Test lumber for Alder

Discussion in 'Finely Finished' started by pwhite, Sep 16, 2017.

  1. pwhite

    pwhite TDPRI Member

    56
    May 3, 2011
    Liberty, SC
    Which wood is a good test bed for Alder as far as testing stains and finishes? What has a close grain and fiber density close to Alder ?
     

  2. old wrench

    old wrench Tele-Meister

    I know a little bit about wood and working with it, but I've still got a lot to learn about finishing it!
    Every type of wood, and every individual piece of wood is unique. That's what makes it such a thing of beauty. So, it's going to be a compromise if you use something other than alder. Keeping that in mind, poplar is pretty widely available now and will get you somewhat into the ballpark, but the color isn't the same. I'd use the white sapwood, not the dark heartwood. I'm still at the point with my finishing work (coatings) where every piece I finish still seems like a "test piece" :). I do like having the leftovers from cutting out a blank to experiment and practice on.

    Best Regards,
    Geo.
     

  3. Mike Simpson

    Mike Simpson Doctor of Teleocity

    Age:
    61
    Mar 19, 2006
    Gilbert, AZ (PHX)

  4. dsutton24

    dsutton24 Poster Extraordinaire Gold Supporter

    Dec 29, 2010
    Illinois
    Alder.

    If you're buying a body ready-made, just ask the seller if he has any scraps he can send along with the body.
     

  5. Mike Simpson

    Mike Simpson Doctor of Teleocity

    Age:
    61
    Mar 19, 2006
    Gilbert, AZ (PHX)
    Alder takes stain blotchy. I would use tinted clear instead of stain.
     

  6. Silverface

    Silverface Poster Extraordinaire Platinum Supporter

    Age:
    65
    Mar 2, 2003
    Lawndale CA
    Just use something with simple grain like pine or fir (test the moisture level first!) - make sure to apply a couple coats of sanding sealer and do a light sanding.

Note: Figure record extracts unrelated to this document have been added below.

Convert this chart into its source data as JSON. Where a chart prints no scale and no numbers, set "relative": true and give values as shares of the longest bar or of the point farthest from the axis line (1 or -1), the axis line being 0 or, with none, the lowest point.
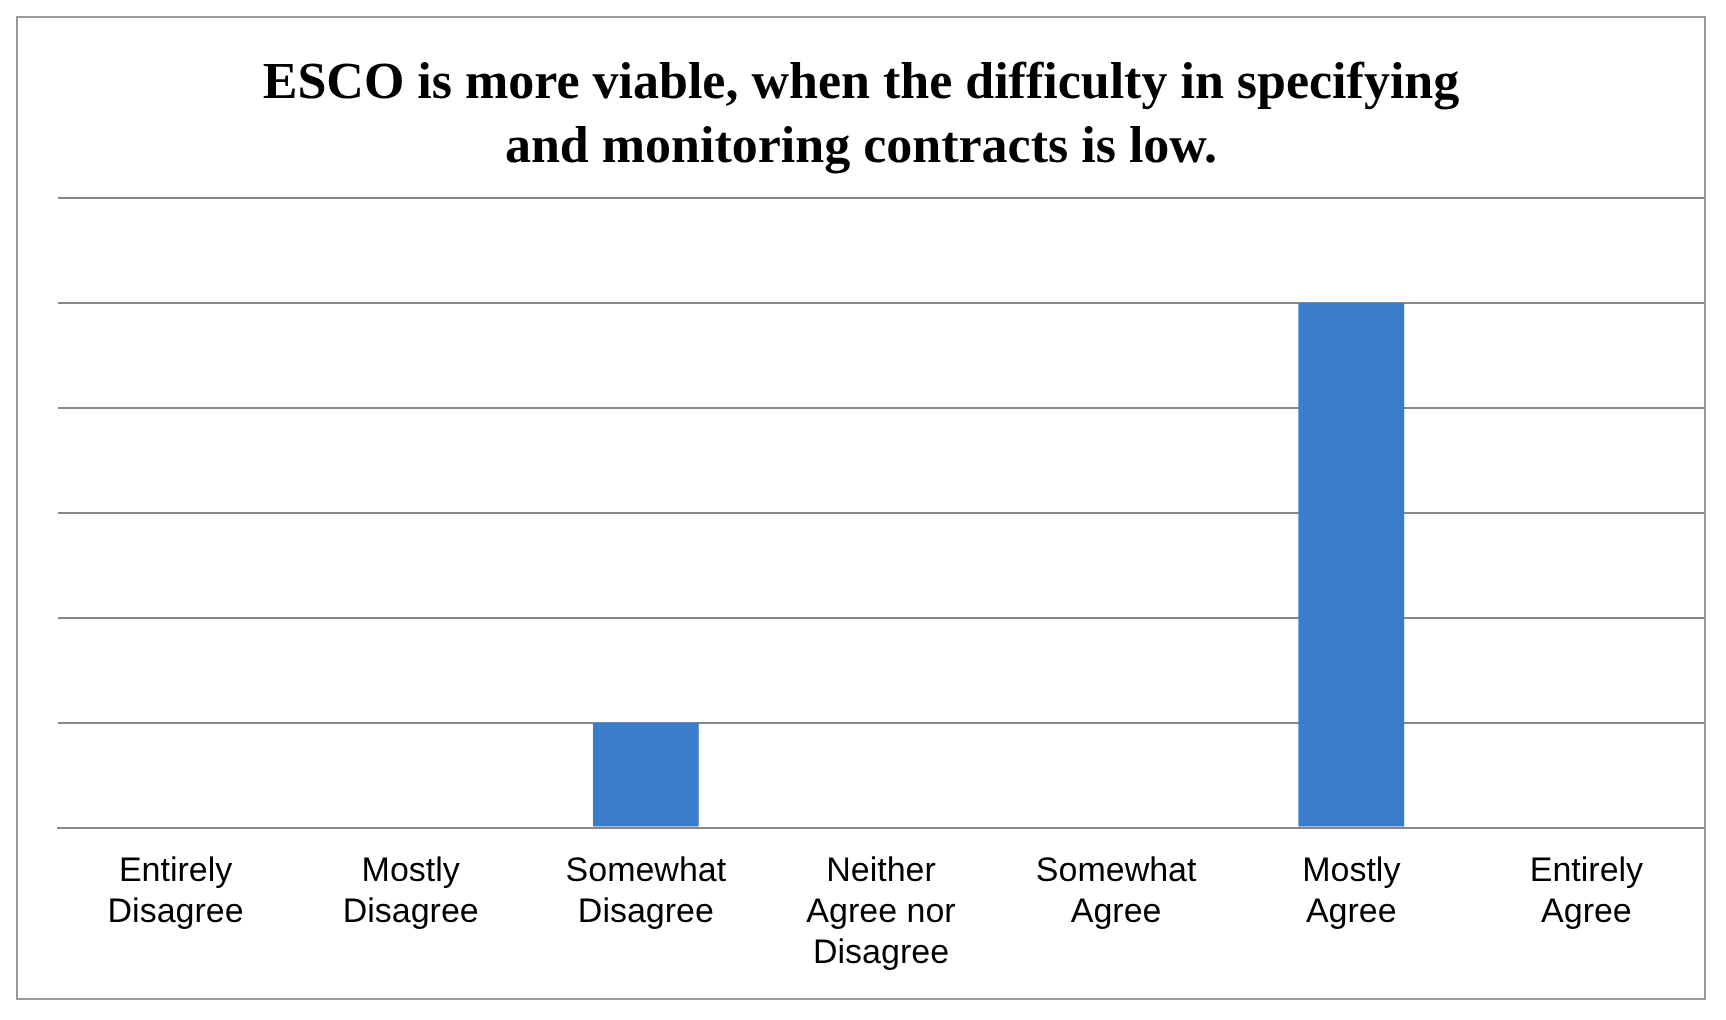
{
  "chart_data": {
    "type": "bar",
    "title": "ESCO is more viable, when the difficulty in specifying and monitoring contracts is low.",
    "categories": [
      "Entirely Disagree",
      "Mostly Disagree",
      "Somewhat Disagree",
      "Neither Agree nor Disagree",
      "Somewhat Agree",
      "Mostly Agree",
      "Entirely Agree"
    ],
    "values": [
      0,
      0,
      0.2,
      0,
      0,
      1,
      0
    ],
    "color": "#3a7dcb",
    "relative": true,
    "grid": "y"
  }
}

    It will normally get you in the ballpark as well as anything except alder or another plain hardwood. Nothing will get extremely close except a closely-matching cut of alder from the same tree - it varies that much.

    Edited to add - this works - normally - unless you are trying to achieve significant grain "pop". That's very hard to do with any alder. I recommend only subtle stains - lacquer tones are usually much more effective but nothing provides really significant grain contrast on common cuts of alder.